In 1968, in conversation with Sarasaviya magazine, Vidyapathi had said, “I like to bring out poetic traits in my paintings. Also like to draw a series of events. If one painting is one poem, a series of events drawn together is a complete poem.” One of the fine examples of this poetic drawing is the ‘Defeat of Angulimala’ in Bellanwila Raja Maha Vihara. Adding further he had said, “The main reason why my paintings are so rhythmic is because I’m a dancer. I have a sound knowledge of how the human body moves and of gestures and postures.”

Vidyapathi’s sculpture 

Vidyapathi was also a renowned sculptor. Although he had created only a few sculptures when compared to the amount of paintings he had done, all of his sculptures are of the highest quality that reminds us of the sculptures of Tissa Ranasinghe. One fine example of his sculpture brilliance is the white samadhi statue at Thummulla Laksala premises that resembles the Tholuwila Buddha Statue. The half relief statue at Peradeniya University’s main hall, the half relief sculpture at Tower Hall, Maradana, the 80 by 80 decorative display at the Kotte Parliament complex, and the decorative work at the Prime Minister’s residence are all brilliant work by Vidyapathi. 

Although Vidyapathi is popularly known as the painter who did Bellanwila temple frescos, many are unaware that he had also done temple murals of another temple. The uniqueness of the murals Vidyapathi had done for Ambalangoda Vijayarama is that he had done them on a wooden surface instead of plaster. Vidyapathi also drew some porcelain relics to be enshrined at Kataragama Kiri Vehera and Somawathi Vehera after the excavations of those stupas. 

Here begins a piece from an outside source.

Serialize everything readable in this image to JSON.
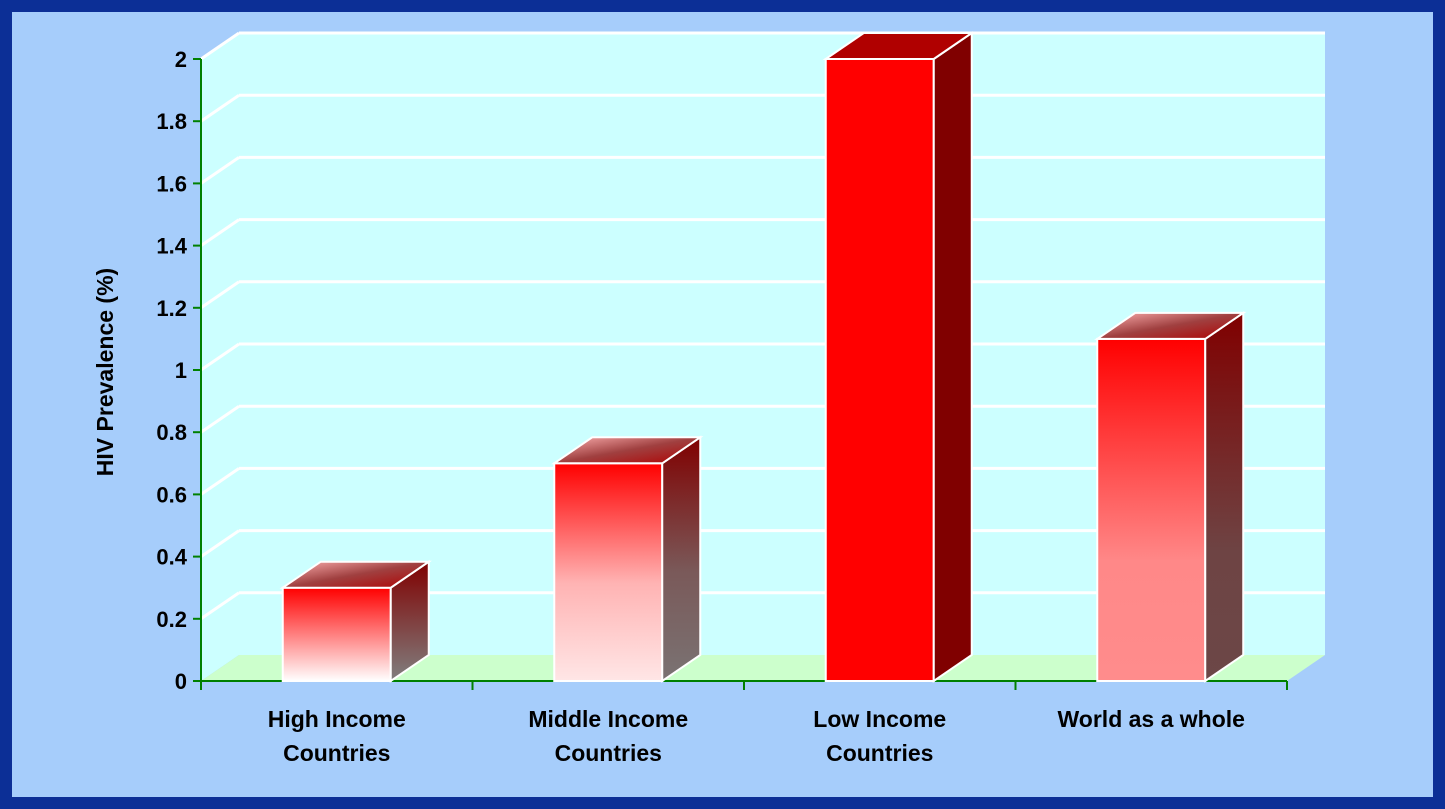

He once represented Sri Lanka in an art exhibition held in Russia and became world-renowned when he held a solo exhibition in London. He also contributed as the art director and the costume designer to the movie Wesathura Siritha.

A proper discussion on Vidyapathi’s works of art is yet to be done. Sadly, many of Vidyapathi’s great works are now facing the danger of perishing without due recognition or conservation. If it weren’t for the two sons of Vidyapathi, it would have been so long since the last of Vidyapathi’s paintings had perished. His temple paintings are still visible at Bellanwila Raja Maha Vihara but without proper conservation those paintings too will fade away a lot sooner than we think.

Vidyapathi breathed his last on 18 February 2006 at 82 years of age. It has been over 15 years since we have lost this unique artist and personally, I think it is high time a book about this artist and his art is published for the younger generations to read.